Dear Secretary Perdue:
We are writing to express our opposition to the U.S. Department of Agriculture's (USDA) proposal to undermine "broad-based categorical eligibility" (BBCE) and subsequently eliminate nutritional assistance for an estimated 68,000 New Jerseyans. This proposed rule to restrict benefits under the Supplemental Nutrition Assistance Program (SNAP) not only further burdens struggling Americans, but flouts the will of Congress. We urge you to withdraw the proposed rule.
Recent data shows that roughly 1 million New Jerseyans are living in food-insecure households. To address the needs of these struggling families, New Jersey is one of more than 40 states and territories that allow individuals to become automatically eligible for SNAP assistance if they already receive non-cash benefits from the Temporary Assistance for Needy Families (TANF) program. BBCE is a critical option in the fight against food insecurity as it allows states like New Jersey to provide SNAP to individuals and families who receive a non-cash TANF benefit making more than 130 percent of the poverty level, but who still face difficulty in making ends meet due to factors such as high costs of housing and childcare.

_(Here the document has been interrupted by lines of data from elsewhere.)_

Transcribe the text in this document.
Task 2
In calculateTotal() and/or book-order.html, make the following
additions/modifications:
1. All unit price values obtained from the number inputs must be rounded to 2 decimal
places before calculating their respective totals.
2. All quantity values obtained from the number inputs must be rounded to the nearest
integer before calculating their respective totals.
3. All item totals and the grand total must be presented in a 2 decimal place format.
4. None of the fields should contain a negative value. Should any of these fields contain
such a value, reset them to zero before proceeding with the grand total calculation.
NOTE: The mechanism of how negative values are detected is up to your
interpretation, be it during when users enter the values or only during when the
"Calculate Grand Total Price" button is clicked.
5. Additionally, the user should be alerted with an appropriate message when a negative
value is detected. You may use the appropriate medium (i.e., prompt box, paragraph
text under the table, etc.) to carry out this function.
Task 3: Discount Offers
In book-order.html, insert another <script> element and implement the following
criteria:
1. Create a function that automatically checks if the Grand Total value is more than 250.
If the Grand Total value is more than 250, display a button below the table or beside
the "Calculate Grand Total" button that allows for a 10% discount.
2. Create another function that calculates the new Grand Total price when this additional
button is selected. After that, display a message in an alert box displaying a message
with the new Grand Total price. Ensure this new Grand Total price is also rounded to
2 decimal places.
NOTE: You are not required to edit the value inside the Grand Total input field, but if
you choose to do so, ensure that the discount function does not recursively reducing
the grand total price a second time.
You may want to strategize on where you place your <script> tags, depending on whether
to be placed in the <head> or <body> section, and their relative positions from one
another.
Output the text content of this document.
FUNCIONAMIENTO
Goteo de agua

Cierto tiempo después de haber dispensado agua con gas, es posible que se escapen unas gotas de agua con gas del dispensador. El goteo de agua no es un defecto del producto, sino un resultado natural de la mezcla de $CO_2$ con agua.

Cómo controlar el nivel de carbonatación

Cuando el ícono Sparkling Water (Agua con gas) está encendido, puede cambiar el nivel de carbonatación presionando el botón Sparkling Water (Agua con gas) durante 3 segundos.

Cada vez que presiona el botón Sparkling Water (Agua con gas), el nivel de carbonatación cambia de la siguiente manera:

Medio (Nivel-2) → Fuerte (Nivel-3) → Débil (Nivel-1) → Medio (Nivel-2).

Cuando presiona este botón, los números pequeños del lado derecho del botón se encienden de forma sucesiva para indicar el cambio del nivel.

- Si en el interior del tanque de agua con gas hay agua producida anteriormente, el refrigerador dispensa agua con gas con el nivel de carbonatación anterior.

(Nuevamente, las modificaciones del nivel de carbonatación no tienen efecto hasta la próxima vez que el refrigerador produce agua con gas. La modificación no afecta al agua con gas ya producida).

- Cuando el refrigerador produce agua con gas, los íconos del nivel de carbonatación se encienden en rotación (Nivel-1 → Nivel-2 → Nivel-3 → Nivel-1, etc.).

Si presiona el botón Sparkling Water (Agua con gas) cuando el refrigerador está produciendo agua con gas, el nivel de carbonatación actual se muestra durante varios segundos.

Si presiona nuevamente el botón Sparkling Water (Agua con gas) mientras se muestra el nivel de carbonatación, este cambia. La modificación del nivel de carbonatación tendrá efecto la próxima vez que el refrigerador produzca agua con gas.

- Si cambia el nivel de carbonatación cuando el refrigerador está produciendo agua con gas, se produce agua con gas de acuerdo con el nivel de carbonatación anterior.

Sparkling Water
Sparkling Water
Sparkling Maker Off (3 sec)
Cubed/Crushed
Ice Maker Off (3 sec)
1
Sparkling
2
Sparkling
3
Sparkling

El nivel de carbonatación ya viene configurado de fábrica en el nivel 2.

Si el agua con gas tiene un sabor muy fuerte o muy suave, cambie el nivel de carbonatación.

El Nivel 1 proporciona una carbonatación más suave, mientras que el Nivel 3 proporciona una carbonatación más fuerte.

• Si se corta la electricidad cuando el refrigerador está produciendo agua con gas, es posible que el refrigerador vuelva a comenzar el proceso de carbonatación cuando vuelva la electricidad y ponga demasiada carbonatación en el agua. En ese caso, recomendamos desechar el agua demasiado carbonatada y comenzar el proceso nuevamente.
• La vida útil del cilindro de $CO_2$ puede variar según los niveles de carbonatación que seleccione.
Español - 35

By utilizing this option, New Jersey is able to better serve these working families while also lowering administrative costs.
BBCE, as currently employed, allows for working families, seniors, and disabled individuals to maintain modest savings while working to become financially independent and avoiding debt. You recently stated that it was the administration's job "to make sure folks have the tools they need to move away from SNAP dependency and back towards self-sufficiency." BBCE does just that. By USDA's own estimation, if enacted, this rule would have a negative impact on food security while also reducing the savings rates among individuals who are no longer eligible. Working families should not have to choose between saving for the future and putting food on the table.
Of the 688,557 New Jerseyans who received SNAP benefits this year thus far, 320,434 were children. This modest nutritional assistance creates an important foundation for children to excel, particularly in the classroom. Yet in order to determine whether a student is eligible for free school meals, schools rely upon SNAP enrollment data. If enacted, the proposed rule will result in New Jersey households not only losing current SNAP benefits, but children losing access to free school meals. Again, such an outcome does not appear to be in line with moving families towards self-sufficiency, but rather punishing families and children with low-incomes.
If the administration chooses to enact this policy, tens of thousands of New Jerseyans will be forced to make the unwelcome choice between saving for the future and feeding their families today. The proposed rule runs counter to the intent of Congress to provide nutrition assistance to those in need. In fact, the most recent bipartisan Farm Bill passed by an overwhelming majority in both chambers of Congress and rejected attempts by the Administration to undermine the program. As such, we urge you to reconsider and rescind this current proposal. We appreciate your consideration and attention to this matter.